I tried to forget what I had seen as I made my way to the hospital. It wasn’t working, so I let it be and kept going. My mechanic called and I told him to meet me at the hospital with the car. I got to the hospital and checked on the kids. They were both asleep, one on the bed, the other on the chair. I let them be and sat on the vacant chair. I tried to process all that happened to me today as I looked around the room. My eyes settled on a framed picture of a little girl praying. The words on it said simply “Pray without Ceasing!”
Just reading those words caused a flood of emotions to arise within me. I couldn’t take it anymore so I just broke down and got on my knees with my head on the chair seat and I pointed a spiritual finger at God and asked Him how he could let all these things happen to me.

I don’t know about you but I think that God is partially crazy. He does things I don’t understand, in ways I don’t understand. In this case I heard him answer me deep within my soul. “It’s all your fault,” he said. “You are the one who went out your home without me,” he said.

“It is written, ‘Ask and it shall be given to you’”, he said. “Today the heavens decided that we would give you life but would do nothing else for you unless you asked us for it. When you failed to pray that we should watch over you and protect you from misfortune you put at risk your life on the road. When you failed to ask that we should provide for you and your daily bread you put at risk your source of income. When you failed to pray that we should care for and protect your family you put at risk your little boy and even your marriage, for the man in your bed she just met earlier today. When you failed to pray for your spiritual life you put at risk your faith, for all that happened to you today could stop any man from believing that God exists!”

God can be such a pain in the “nether lands” when he speaks the truth to you. I admitted my mistakes and gave thanks that nothing more had happened to me, for surely it could have been worse, look at what happened to Job when God decided to act funny. I took out my phone and reset my ringtone to an old praise classic. It begins like “Seek ye first the Kingdom of God, and His righteousness. And all these things will be added unto you, Alleluyaaaah alleluuuuuuyah.”

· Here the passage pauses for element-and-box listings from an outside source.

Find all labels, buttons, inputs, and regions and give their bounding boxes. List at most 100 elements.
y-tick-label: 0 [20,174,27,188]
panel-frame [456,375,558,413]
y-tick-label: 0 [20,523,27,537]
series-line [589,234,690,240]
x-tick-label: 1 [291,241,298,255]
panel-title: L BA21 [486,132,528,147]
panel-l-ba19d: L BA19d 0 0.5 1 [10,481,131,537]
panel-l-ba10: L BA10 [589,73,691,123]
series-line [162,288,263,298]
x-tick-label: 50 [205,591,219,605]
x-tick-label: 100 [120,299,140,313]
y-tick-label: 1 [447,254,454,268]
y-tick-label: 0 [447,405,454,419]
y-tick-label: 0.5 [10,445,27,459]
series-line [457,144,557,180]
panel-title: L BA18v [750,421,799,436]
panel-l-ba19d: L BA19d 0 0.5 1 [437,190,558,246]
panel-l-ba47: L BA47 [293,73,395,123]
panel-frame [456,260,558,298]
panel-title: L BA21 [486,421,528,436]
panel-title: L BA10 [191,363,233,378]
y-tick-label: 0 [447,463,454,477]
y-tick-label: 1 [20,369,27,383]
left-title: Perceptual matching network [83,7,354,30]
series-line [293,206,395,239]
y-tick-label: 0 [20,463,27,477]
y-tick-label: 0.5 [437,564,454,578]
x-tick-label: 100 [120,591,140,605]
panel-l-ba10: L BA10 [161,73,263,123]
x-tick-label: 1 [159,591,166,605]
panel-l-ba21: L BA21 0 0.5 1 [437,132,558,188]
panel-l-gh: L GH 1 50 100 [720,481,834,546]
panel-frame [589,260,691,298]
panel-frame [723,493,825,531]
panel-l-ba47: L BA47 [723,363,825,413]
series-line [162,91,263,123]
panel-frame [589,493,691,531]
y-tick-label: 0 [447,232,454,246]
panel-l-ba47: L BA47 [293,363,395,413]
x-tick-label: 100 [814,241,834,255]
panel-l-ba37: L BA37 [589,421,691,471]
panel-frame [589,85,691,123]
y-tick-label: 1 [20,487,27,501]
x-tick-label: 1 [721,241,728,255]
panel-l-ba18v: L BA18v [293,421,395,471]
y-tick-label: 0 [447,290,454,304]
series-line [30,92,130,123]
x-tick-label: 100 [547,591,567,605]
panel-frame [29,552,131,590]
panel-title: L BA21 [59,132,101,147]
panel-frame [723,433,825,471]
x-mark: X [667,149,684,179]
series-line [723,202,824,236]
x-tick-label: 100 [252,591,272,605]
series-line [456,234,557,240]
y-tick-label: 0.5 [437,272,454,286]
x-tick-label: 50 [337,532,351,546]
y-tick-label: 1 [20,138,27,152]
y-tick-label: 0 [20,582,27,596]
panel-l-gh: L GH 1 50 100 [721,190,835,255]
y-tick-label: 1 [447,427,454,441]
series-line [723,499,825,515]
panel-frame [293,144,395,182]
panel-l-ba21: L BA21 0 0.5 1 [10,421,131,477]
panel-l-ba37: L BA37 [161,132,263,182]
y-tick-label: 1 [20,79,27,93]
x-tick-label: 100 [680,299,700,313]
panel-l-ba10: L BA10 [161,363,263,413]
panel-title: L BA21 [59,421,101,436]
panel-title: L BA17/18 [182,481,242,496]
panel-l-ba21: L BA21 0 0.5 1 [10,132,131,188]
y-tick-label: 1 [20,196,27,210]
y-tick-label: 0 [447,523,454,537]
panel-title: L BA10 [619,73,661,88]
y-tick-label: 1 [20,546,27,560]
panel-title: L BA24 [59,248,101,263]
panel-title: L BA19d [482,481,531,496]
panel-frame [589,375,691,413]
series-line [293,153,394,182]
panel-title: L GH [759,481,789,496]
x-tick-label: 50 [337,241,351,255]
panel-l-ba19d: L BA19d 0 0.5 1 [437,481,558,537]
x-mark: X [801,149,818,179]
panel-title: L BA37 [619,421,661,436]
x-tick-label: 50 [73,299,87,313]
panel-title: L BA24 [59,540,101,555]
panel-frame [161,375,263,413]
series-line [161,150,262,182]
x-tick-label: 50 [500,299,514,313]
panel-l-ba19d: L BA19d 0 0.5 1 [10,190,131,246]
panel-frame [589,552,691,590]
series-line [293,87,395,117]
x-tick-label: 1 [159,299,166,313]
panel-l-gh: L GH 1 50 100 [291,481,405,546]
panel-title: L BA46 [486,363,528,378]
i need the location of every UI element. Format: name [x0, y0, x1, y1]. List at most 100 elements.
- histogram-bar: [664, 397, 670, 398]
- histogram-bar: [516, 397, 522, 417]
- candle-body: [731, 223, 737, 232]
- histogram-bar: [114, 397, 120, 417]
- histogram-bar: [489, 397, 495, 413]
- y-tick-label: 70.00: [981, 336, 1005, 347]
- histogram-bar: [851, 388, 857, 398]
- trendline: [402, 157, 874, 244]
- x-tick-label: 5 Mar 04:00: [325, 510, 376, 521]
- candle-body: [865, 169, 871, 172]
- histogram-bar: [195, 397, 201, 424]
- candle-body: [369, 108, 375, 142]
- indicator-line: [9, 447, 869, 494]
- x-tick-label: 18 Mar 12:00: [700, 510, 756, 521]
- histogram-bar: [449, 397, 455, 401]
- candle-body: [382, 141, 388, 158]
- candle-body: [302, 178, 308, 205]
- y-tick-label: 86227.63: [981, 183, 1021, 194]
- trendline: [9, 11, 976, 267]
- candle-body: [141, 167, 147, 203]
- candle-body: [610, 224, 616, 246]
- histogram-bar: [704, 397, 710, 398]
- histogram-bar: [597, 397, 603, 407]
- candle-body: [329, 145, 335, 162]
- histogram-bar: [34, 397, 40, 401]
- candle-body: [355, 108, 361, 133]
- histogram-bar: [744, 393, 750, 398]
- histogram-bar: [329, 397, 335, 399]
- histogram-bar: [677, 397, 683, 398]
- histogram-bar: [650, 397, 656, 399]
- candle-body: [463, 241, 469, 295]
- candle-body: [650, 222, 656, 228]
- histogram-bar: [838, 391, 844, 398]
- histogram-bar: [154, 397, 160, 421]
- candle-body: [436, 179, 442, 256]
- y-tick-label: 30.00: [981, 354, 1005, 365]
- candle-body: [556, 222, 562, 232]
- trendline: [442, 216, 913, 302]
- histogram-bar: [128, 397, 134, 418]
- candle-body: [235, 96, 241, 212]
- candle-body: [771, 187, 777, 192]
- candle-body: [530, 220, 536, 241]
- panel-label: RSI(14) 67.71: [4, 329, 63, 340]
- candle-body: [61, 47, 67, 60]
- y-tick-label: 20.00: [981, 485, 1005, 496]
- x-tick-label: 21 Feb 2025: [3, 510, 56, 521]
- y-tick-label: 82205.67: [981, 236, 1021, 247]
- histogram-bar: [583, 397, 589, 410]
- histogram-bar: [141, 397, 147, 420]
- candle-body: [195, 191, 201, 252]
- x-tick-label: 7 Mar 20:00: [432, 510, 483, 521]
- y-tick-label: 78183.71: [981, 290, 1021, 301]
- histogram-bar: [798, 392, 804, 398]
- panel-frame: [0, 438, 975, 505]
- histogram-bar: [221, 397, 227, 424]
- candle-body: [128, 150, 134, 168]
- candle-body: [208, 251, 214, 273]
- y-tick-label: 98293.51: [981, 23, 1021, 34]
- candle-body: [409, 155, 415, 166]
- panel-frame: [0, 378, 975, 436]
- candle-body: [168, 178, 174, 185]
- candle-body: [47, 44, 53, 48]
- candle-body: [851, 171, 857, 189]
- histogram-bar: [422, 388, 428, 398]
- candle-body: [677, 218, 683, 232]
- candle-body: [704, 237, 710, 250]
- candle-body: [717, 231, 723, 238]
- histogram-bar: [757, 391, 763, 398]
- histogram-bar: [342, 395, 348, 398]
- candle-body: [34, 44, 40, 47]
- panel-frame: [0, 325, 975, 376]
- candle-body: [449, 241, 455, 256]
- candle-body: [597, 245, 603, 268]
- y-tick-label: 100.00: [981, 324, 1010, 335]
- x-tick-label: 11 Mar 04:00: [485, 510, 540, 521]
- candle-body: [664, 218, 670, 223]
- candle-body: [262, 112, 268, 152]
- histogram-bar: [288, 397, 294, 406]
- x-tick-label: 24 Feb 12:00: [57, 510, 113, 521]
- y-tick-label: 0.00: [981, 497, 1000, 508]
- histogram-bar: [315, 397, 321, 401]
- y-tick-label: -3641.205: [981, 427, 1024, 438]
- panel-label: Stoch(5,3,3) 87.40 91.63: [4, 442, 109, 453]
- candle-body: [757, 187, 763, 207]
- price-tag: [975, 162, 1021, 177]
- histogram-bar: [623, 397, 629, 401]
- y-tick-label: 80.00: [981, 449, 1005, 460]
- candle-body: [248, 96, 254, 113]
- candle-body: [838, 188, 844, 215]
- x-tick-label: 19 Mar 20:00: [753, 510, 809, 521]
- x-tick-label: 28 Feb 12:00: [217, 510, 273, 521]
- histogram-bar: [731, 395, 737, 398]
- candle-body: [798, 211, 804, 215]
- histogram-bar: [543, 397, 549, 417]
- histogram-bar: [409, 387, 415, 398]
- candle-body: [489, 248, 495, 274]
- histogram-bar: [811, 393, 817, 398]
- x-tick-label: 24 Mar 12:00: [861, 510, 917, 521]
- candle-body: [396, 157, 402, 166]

The moral of the story: “PRAY WITHOUT CEASING!”. Pray for anything, anyhow, any way. Pray for the weirdest things, the stupidest of things going on with you, as well as the most dear and important to you. Left, right, and center pray. Pray when you wake, as you eat, or as you walk-whatever suits you. Pray when it hurts, when you don’t feel like it or are neck-deep in sin. You never know what you are risking if you don’t, prayer keeps you close to God and God close to you. And that’s all you need to get through anything good or bad.

BTW: This is purely a work of fiction. But you get the moral. If you don’t then you are in trouble, kneel down and pray.